Gubernur Bali, I Wayan Koster, memberikan tanggapan tegas terkait kritik yang dilontarkan Presiden Prabowo Subianto mengenai kondisi kebersihan pantai-pantai di Pulau Dewata. Koster menampik anggapan bahwa sampah tersebut berasal dari aktivitas lokal, menekankan bahwa mayoritas merupakan ‘sampah kiriman’ dari luar wilayah.
Pernyataan ini muncul setelah Presiden Prabowo Subianto, dalam sebuah forum atau tinjauan lapangan beberapa waktu lalu, menyoroti masalah sampah yang mengotori beberapa destinasi pantai ikonik di Bali. Kritik dari orang nomor satu di Indonesia tersebut sontak menarik perhatian publik dan memicu diskusi mengenai upaya pelestarian lingkungan di salah satu surga pariwisata dunia.
Konteks Kritik dan Penjelasan Gubernur
Presiden Prabowo Subianto, dalam kesempatan yang terpisah, sempat menyampaikan keprihatinannya atas tumpukan sampah yang ia saksikan di pantai-pantai Bali. Sebagai destinasi pariwisata unggulan Indonesia, kebersihan dan keindahan alam Bali menjadi faktor krusial dalam menarik wisatawan mancanegara maupun domestik.
Menanggapi sorotan tersebut, Gubernur Koster menjelaskan bahwa permasalahan sampah di pantai Bali, khususnya saat musim tertentu, adalah fenomena tahunan yang sulit dihindari. Menurutnya, sampah-sampah tersebut bukan berasal dari limbah domestik atau pariwisata di Bali secara keseluruhan, melainkan terbawa arus laut dari wilayah lain.
“Itu (sampah) memang sampah kiriman dari luar yang dibawa arus dari utara dan timur, terutama saat musim angin barat dan musim hujan. Jadi bukan berasal dari sampah lokal Bali secara masif,” jelas Gubernur Koster dalam kesempatan terpisah di Denpasar pada 02 February 2026.
Koster menambahkan bahwa fenomena sampah kiriman ini merupakan dampak dari kondisi geografis kepulauan Indonesia serta pola arus laut musiman. Sampah-sampah seperti plastik, kayu, dan material lainnya yang berasal dari pulau-pulau tetangga atau bahkan dari daratan utama melalui sungai-sungai besar, terbawa oleh arus dan terdampar di pesisir Bali.
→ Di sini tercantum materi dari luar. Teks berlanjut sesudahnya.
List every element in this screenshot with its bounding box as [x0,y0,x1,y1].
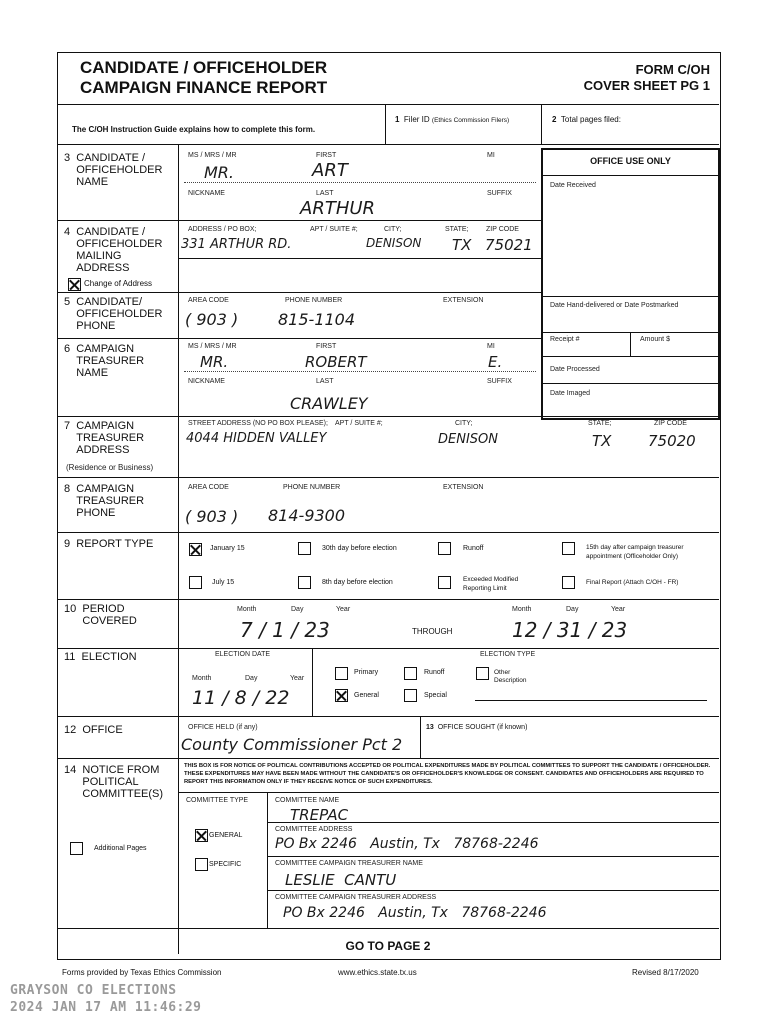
s7-sub-label: (Residence or Business) [66,463,154,472]
report-15day-checkbox[interactable] [562,542,575,555]
s6-suffix-label: SUFFIX [487,378,512,385]
section-11-label: 11 ELECTION [64,651,137,663]
section-4-label: 4 CANDIDATE / OFFICEHOLDER MAILING ADDRESS [64,226,163,274]
page-title: CANDIDATE / OFFICEHOLDER CAMPAIGN FINANCE REPORT [80,58,328,97]
s8-phone-value[interactable]: 814-9300 [268,506,346,525]
footer-provided: Forms provided by Texas Ethics Commission [62,968,222,977]
election-runoff-label: Runoff [424,669,445,676]
report-15day-label: 15th day after campaign treasurer appointment (Officeholder Only) [586,544,684,560]
section-13-label: 13 OFFICE SOUGHT (if known) [426,724,528,731]
period-from-month-label: Month [237,606,257,613]
section-6-label: 6 CAMPAIGN TREASURER NAME [64,343,145,379]
s6-last-label: LAST [316,378,334,385]
section-5-label: 5 CANDIDATE/ OFFICEHOLDER PHONE [64,296,163,332]
committee-general-checkbox[interactable] [195,829,208,842]
date-processed-label: Date Processed [550,366,600,373]
election-primary-checkbox[interactable] [335,667,348,680]
s6-mi-value[interactable]: E. [488,353,503,371]
s7-zip-label: ZIP CODE [654,420,687,427]
office-use-title: OFFICE USE ONLY [590,156,671,166]
received-stamp: GRAYSON CO ELECTIONS 2024 JAN 17 AM 11:46:29 [10,983,202,1015]
report-exceeded-label: Exceeded Modified Reporting Limit [463,576,519,592]
election-general-label: General [354,692,379,699]
committee-name-value[interactable]: TREPAC [290,806,349,824]
election-other-label: Other Description [494,669,527,684]
s8-area-value[interactable]: ( 903 ) [185,507,239,526]
s3-last-label: LAST [316,190,334,197]
s7-street-label: STREET ADDRESS (NO PO BOX PLEASE); [188,420,328,427]
period-from-value[interactable]: 7 / 1 / 23 [240,618,330,642]
s5-phone-label: PHONE NUMBER [285,297,343,304]
committee-treasurer-name-label: COMMITTEE CAMPAIGN TREASURER NAME [275,860,423,867]
section-9-label: 9 REPORT TYPE [64,538,154,550]
report-runoff-label: Runoff [463,545,484,552]
committee-name-label: COMMITTEE NAME [275,797,340,804]
section-12-label: 12 OFFICE [64,724,123,736]
s4-apt-label: APT / SUITE #; [310,226,358,233]
go-to-page-2: GO TO PAGE 2 [345,939,431,953]
committee-specific-label: SPECIFIC [209,861,242,868]
s8-phone-label: PHONE NUMBER [283,484,341,491]
s4-zip-label: ZIP CODE [486,226,519,233]
s4-zip-value[interactable]: 75021 [485,236,533,254]
change-of-address-checkbox[interactable] [68,278,81,291]
s4-addr-value[interactable]: 331 ARTHUR RD. [181,237,292,252]
election-date-value[interactable]: 11 / 8 / 22 [192,687,290,709]
filer-id-label: 1 Filer ID (Ethics Commission Filers) [395,115,510,124]
s6-last-value[interactable]: CRAWLEY [290,394,368,413]
s8-ext-label: EXTENSION [443,484,484,491]
s7-zip-value[interactable]: 75020 [648,432,696,450]
notice-text: THIS BOX IS FOR NOTICE OF POLITICAL CONTRIBUTIONS ACCEPTED OR POLITICAL EXPENDITURES MADE BY POLITICAL COMMITTEES TO SUPPORT THE CANDIDATE / OFFICEHOLDER. THESE EXPENDITURES MAY HAVE BEEN MADE WITHOUT THE CANDIDATE'S OR OFFICEHOLDER'S KNOWLEDGE OR CONSENT. CANDIDATES AND OFFICEHOLDERS ARE REQUIRED TO REPORT THIS INFORMATION ONLY IF THEY RECEIVE NOTICE OF SUCH EXPENDITURES. [184,763,711,785]
s6-mi-label: MI [487,343,495,350]
s5-phone-value[interactable]: 815-1104 [278,310,356,329]
s7-city-value[interactable]: DENISON [438,432,498,447]
additional-pages-checkbox[interactable] [70,842,83,855]
committee-treasurer-address-value[interactable]: PO Bx 2246 Austin, Tx 78768-2246 [283,905,547,921]
committee-address-value[interactable]: PO Bx 2246 Austin, Tx 78768-2246 [275,836,539,852]
instruction-text: The C/OH Instruction Guide explains how to complete this form. [72,125,316,134]
footer-revised: Revised 8/17/2020 [632,968,699,977]
total-pages-label: 2 Total pages filed: [552,115,621,124]
form-number: FORM C/OH COVER SHEET PG 1 [583,62,710,93]
date-imaged-label: Date Imaged [550,390,591,397]
report-30day-label: 30th day before election [322,545,397,552]
election-date-label: ELECTION DATE [215,651,271,658]
section-14-label: 14 NOTICE FROM POLITICAL COMMITTEE(S) [64,764,164,800]
committee-general-label: GENERAL [209,832,243,839]
report-final-checkbox[interactable] [562,576,575,589]
s6-title-label: MS / MRS / MR [188,343,237,350]
receipt-label: Receipt # [550,336,580,343]
date-hand-label: Date Hand-delivered or Date Postmarked [550,302,679,309]
s4-state-label: STATE; [445,226,469,233]
s5-ext-label: EXTENSION [443,297,484,304]
election-other-checkbox[interactable] [476,667,489,680]
report-final-label: Final Report (Attach C/OH - FR) [586,579,679,586]
report-runoff-checkbox[interactable] [438,542,451,555]
footer-url[interactable]: www.ethics.state.tx.us [338,968,417,977]
period-from-day-label: Day [291,606,304,613]
date-received-label: Date Received [550,182,596,189]
period-from-year-label: Year [336,606,351,613]
period-to-month-label: Month [512,606,532,613]
s6-nick-label: NICKNAME [188,378,225,385]
s7-street-value[interactable]: 4044 HIDDEN VALLEY [186,431,327,446]
section-8-label: 8 CAMPAIGN TREASURER PHONE [64,483,145,519]
report-8day-label: 8th day before election [322,579,393,586]
section-10-label: 10 PERIOD COVERED [64,603,137,627]
s3-suffix-label: SUFFIX [487,190,512,197]
s6-title-value[interactable]: MR. [200,353,229,371]
office-held-value[interactable]: County Commissioner Pct 2 [181,735,403,754]
s4-city-label: CITY; [384,226,402,233]
election-day-label: Day [245,675,258,682]
election-month-label: Month [192,675,212,682]
report-exceeded-checkbox[interactable] [438,576,451,589]
s3-first-label: FIRST [316,152,337,159]
s7-state-label: STATE; [588,420,612,427]
election-primary-label: Primary [354,669,379,676]
election-general-checkbox[interactable] [335,689,348,702]
committee-specific-checkbox[interactable] [195,858,208,871]
report-jan15-label: January 15 [210,545,245,552]
s4-addr-label: ADDRESS / PO BOX; [188,226,257,233]
s3-nick-label: NICKNAME [188,190,225,197]
election-special-label: Special [424,692,447,699]
office-held-label: OFFICE HELD (if any) [188,724,258,731]
additional-pages-label: Additional Pages [94,845,147,852]
period-to-value[interactable]: 12 / 31 / 23 [512,618,628,642]
s7-state-value[interactable]: TX [592,432,612,450]
s4-state-value[interactable]: TX [452,236,472,254]
s8-area-label: AREA CODE [188,484,229,491]
s7-apt-label: APT / SUITE #; [335,420,383,427]
election-type-label: ELECTION TYPE [480,651,536,658]
amount-label: Amount $ [640,336,670,343]
election-runoff-checkbox[interactable] [404,667,417,680]
report-jul15-checkbox[interactable] [189,576,202,589]
election-special-checkbox[interactable] [404,689,417,702]
report-30day-checkbox[interactable] [298,542,311,555]
s3-mi-label: MI [487,152,495,159]
s5-area-value[interactable]: ( 903 ) [185,310,239,329]
s4-city-value[interactable]: DENISON [366,236,422,250]
committee-treasurer-name-value[interactable]: LESLIE CANTU [285,871,397,889]
period-to-year-label: Year [611,606,626,613]
period-to-day-label: Day [566,606,579,613]
s6-first-label: FIRST [316,343,337,350]
s7-city-label: CITY; [455,420,473,427]
section-3-label: 3 CANDIDATE / OFFICEHOLDER NAME [64,152,163,188]
s6-first-value[interactable]: ROBERT [305,353,367,371]
section-7-label: 7 CAMPAIGN TREASURER ADDRESS [64,420,145,456]
s3-last-value[interactable]: ARTHUR [300,198,376,219]
committee-treasurer-address-label: COMMITTEE CAMPAIGN TREASURER ADDRESS [275,894,437,901]
period-through-label: THROUGH [412,627,453,636]
report-jul15-label: July 15 [212,579,235,586]
committee-address-label: COMMITTEE ADDRESS [275,826,353,833]
report-jan15-checkbox[interactable] [189,543,202,556]
s3-title-label: MS / MRS / MR [188,152,237,159]
report-8day-checkbox[interactable] [298,576,311,589]
election-year-label: Year [290,675,305,682]
committee-type-label: COMMITTEE TYPE [186,797,249,804]
s3-title-value[interactable]: MR. [204,163,235,182]
change-of-address-label: Change of Address [84,279,153,288]
s5-area-label: AREA CODE [188,297,229,304]
s3-first-value[interactable]: ART [312,160,348,181]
Upaya Penanganan dan Dampak Lingkungan
Meski mengakui adanya faktor ‘sampah kiriman’, Pemerintah Provinsi Bali bersama pemerintah kabupaten/kota tidak tinggal diam. Gubernur Koster menegaskan bahwa berbagai upaya telah dan terus dilakukan untuk mengatasi masalah kebersihan pantai. Program-program rutin bersih-bersih pantai melibatkan partisipasi aktif masyarakat, kelompok pecinta lingkungan, industri pariwisata, serta alokasi anggaran khusus untuk penanganan sampah.
Pemerintah daerah juga berupaya meningkatkan kesadaran masyarakat tentang pentingnya pengelolaan sampah yang baik dari hulu ke hilir. Edukasi mengenai pengurangan penggunaan plastik sekali pakai dan pemilahan sampah menjadi fokus utama untuk mengurangi kontribusi sampah lokal.
Masalah sampah pantai ini memiliki implikasi serius terhadap citra pariwisata Bali, ekosistem laut, dan mata pencarian masyarakat pesisir. Keindahan alam yang tercemar dapat menurunkan minat wisatawan, mengancam kehidupan biota laut, dan merugikan sektor ekonomi yang sangat bergantung pada sektor pariwisata.
Oleh karena itu, penanganan masalah sampah di Bali, baik yang berasal dari internal maupun kiriman, memerlukan pendekatan komprehensif dan kolaborasi lintas sektoral. Koordinasi dengan pemerintah daerah di wilayah lain yang berpotensi menjadi sumber sampah kiriman juga menjadi bagian penting dari solusi jangka panjang untuk menjaga kebersihan dan keberlanjutan Pulau Dewata.